Others debuting this year are health-care services company Wellsky, IT solutions firm Technology Group Solutions, trucking logistics manager D&L Transport, law firm Spencer Fane and residential home-building king Summit Homes. 
      Our year-over-year growth champion is Technology Group Solutions, founded by CEO Lenora Payne in 2005. The IT services company added an astounding $60 million to its top line, soaring past the traditional $100 million baseline for the Ingram’s 100, and weighing in at No. 82, with $142 million in sales. That burst of 42.28 percent was enough to hold off U.S. Engineering, which logged 32.57 percent annual growth. The only other company to surpass 30 percent growth was Scott Kincaid’s Kincaid Group, the Shawnee holding company for interests in bus transportation, motor coaches, ready-mix and IT units.

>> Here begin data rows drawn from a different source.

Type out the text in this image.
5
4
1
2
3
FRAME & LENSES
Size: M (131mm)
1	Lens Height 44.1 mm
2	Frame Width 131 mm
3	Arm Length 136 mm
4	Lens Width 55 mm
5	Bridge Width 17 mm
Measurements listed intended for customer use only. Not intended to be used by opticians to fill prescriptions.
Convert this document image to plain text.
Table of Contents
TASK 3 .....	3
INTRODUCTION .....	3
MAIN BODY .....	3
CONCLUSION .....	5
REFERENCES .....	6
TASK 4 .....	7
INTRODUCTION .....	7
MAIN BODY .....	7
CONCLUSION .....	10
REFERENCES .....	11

       Losing such heavyweights near the top proved to be a drag on aggregate revenues for the full field of 100; they came in this year at $106.93 billion, down from $111.38 billion in 2018.
 
INTERESTING FACTS:
 
  • If this list does anything, it confirms Kansas City’s status as a center of health-care services; nearly one-fifth of the organizations recognized (19) are medical centers or community hospitals. And their $22 billion in combined revenues don’t include The University of Kansas Health System, a public health authority with $8 billion in revenues, or the bulk of the HCA Midwest Health hospitals, owned by a for-profit parent, which generated nearly $9 billion more.
  • Still, agribusiness held some lofty positions, retaining the top two spots—perennial No. 1 Dairy Farmers of America and No. 2 Associated Wholesale Grocers, which had combined $23.26 billion in sales. That’s nearly one-fourth of the aggregate revenues for the entire Ingram’s 100.
  • Overall, 13 companies posted growth of at least 20 percent in 2018, including four that exceeded 30 percent.